AAPL Stock and Slowing Growth
Pandemic tailwinds, coupled with last fall’s release of the iPhone 12, are helping to make this current fiscal year (ending September 2021) a banner one for Apple.
Analyst consensus calls for 29% revenue growth this fiscal year. Earnings? Projections call for a 57.25% increase from FY2020. The anticipation of this elevated growth helped shares more than double, from $60 per share, to as much as $144.63 per share. Now, with estimated growth in the next fiscal year (ending September 2022) much more modest (3.92% revenue growth, 2.7% earnings growth), investors have less reason to bid up shares.
Sure, there have been some positive developments as of late. Apple’s keynote address at the Worldwide Developers Conference helped to bolster confidence that, despite its mammoth size, growth could carry on in the coming years.

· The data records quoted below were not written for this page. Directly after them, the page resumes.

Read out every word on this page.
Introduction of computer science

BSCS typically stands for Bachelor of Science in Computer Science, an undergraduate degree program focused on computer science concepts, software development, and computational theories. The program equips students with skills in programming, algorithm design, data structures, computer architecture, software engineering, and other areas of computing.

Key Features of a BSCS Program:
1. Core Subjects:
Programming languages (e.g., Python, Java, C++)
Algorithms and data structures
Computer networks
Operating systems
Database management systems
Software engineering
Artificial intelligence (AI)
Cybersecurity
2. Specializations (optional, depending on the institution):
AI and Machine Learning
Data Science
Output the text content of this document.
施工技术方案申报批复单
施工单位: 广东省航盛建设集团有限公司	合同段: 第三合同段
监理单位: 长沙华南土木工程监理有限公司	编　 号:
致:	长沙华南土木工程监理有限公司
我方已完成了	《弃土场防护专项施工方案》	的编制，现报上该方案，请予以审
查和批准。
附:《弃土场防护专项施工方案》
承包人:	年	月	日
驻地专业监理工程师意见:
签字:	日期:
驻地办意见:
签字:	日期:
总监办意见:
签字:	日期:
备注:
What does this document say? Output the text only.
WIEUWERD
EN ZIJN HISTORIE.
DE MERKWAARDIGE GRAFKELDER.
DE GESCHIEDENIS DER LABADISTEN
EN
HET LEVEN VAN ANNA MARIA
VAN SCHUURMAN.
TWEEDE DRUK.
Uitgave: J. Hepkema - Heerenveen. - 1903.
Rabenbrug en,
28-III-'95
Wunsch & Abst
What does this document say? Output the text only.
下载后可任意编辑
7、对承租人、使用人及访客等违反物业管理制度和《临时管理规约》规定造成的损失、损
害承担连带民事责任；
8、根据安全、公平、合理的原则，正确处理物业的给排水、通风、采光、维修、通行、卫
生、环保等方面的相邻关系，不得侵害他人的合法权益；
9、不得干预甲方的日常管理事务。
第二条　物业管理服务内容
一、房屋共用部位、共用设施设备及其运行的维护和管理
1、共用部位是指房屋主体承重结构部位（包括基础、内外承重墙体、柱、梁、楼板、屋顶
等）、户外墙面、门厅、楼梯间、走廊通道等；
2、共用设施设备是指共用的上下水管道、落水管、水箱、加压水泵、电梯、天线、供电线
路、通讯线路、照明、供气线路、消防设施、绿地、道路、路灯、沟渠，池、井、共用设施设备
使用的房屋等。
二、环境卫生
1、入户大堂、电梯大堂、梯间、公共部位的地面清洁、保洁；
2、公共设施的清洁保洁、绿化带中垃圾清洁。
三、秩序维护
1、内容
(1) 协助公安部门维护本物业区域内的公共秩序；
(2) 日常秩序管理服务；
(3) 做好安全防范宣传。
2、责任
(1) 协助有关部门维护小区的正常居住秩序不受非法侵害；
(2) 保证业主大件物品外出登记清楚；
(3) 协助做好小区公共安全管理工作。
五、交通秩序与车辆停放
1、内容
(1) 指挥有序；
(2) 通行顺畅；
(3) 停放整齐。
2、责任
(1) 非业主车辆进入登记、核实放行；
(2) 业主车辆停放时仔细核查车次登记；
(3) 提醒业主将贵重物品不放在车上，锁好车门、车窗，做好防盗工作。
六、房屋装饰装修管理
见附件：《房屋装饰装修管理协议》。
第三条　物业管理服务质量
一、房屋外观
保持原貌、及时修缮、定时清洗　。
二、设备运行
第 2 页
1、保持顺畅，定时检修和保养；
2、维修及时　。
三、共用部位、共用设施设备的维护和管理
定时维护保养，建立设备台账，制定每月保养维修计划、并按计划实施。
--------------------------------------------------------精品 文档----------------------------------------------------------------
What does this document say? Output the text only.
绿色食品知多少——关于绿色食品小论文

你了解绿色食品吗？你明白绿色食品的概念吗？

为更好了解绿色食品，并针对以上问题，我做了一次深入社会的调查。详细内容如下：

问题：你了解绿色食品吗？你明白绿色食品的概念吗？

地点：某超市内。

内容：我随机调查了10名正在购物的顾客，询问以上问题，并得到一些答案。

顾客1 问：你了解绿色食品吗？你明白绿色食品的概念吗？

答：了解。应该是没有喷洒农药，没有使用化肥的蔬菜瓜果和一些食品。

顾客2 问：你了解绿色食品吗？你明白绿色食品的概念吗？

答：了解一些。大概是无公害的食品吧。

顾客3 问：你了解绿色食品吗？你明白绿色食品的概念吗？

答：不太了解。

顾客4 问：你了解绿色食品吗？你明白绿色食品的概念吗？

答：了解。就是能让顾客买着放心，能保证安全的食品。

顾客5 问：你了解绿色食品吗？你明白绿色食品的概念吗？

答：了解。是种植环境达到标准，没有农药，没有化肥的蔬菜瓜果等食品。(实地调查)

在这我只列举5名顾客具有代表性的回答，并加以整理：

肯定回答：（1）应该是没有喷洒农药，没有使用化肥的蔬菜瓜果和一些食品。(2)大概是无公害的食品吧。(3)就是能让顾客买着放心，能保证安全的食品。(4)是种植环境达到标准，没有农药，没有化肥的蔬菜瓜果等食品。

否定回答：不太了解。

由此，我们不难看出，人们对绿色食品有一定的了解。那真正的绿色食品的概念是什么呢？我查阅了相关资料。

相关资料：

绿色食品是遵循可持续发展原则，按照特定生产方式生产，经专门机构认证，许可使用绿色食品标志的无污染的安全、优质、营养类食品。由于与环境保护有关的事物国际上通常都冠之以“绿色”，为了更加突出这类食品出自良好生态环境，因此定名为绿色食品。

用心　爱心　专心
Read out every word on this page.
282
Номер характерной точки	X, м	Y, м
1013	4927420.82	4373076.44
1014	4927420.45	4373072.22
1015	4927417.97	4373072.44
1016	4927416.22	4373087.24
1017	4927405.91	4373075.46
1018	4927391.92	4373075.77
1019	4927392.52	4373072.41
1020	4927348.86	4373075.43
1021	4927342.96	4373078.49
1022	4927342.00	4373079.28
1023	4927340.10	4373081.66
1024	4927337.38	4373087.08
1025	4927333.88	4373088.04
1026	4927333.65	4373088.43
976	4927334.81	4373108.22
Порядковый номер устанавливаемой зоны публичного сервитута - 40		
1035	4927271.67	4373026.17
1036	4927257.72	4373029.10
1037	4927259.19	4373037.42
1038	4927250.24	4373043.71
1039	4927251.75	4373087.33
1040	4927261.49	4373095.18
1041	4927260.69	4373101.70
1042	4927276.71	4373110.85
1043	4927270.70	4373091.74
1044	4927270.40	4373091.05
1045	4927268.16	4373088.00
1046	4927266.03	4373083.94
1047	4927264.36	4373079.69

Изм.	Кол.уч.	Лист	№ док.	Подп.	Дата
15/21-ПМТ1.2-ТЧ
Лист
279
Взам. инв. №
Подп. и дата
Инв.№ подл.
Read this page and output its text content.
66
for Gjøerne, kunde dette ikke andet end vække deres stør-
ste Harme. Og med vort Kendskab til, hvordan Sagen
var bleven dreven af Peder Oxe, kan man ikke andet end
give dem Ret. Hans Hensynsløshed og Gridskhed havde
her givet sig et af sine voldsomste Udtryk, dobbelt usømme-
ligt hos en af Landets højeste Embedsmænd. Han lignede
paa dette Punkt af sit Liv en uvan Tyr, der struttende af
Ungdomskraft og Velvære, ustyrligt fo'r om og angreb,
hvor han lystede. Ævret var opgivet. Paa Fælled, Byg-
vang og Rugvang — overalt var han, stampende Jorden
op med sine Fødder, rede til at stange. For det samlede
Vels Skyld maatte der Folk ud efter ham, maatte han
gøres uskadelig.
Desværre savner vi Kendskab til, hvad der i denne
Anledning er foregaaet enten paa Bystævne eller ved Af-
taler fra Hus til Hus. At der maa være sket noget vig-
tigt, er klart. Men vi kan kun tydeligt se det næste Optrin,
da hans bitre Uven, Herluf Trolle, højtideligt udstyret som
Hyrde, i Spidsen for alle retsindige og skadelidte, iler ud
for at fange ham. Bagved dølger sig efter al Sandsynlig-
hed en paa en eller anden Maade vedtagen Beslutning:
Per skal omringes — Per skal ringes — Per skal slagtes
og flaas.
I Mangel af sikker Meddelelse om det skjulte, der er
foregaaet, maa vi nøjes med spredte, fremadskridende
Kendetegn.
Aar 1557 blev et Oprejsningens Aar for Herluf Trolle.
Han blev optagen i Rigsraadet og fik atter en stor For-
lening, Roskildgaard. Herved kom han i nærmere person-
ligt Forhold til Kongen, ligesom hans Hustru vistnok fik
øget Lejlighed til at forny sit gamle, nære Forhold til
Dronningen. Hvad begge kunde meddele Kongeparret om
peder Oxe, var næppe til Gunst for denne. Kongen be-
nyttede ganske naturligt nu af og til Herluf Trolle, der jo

Apple’s faster growing segments, like wearables (watches) and services (such as the app store, and its increasing move into streaming) could help drive results that exceed the above-mentioned projections. However, until investors see this play out in its financials, it’s going to be hard for shares to move much higher from here. That being said, there’s no reason to believe that “the party’s over” for AAPL stock.
Apple’s Strengths as a Defensive Stock
Apple may not be set to repeat its FY2021 success in FY2022. Analyst estimates for the upcoming fiscal year may look anemic compared to the company’s results over the past four quarters.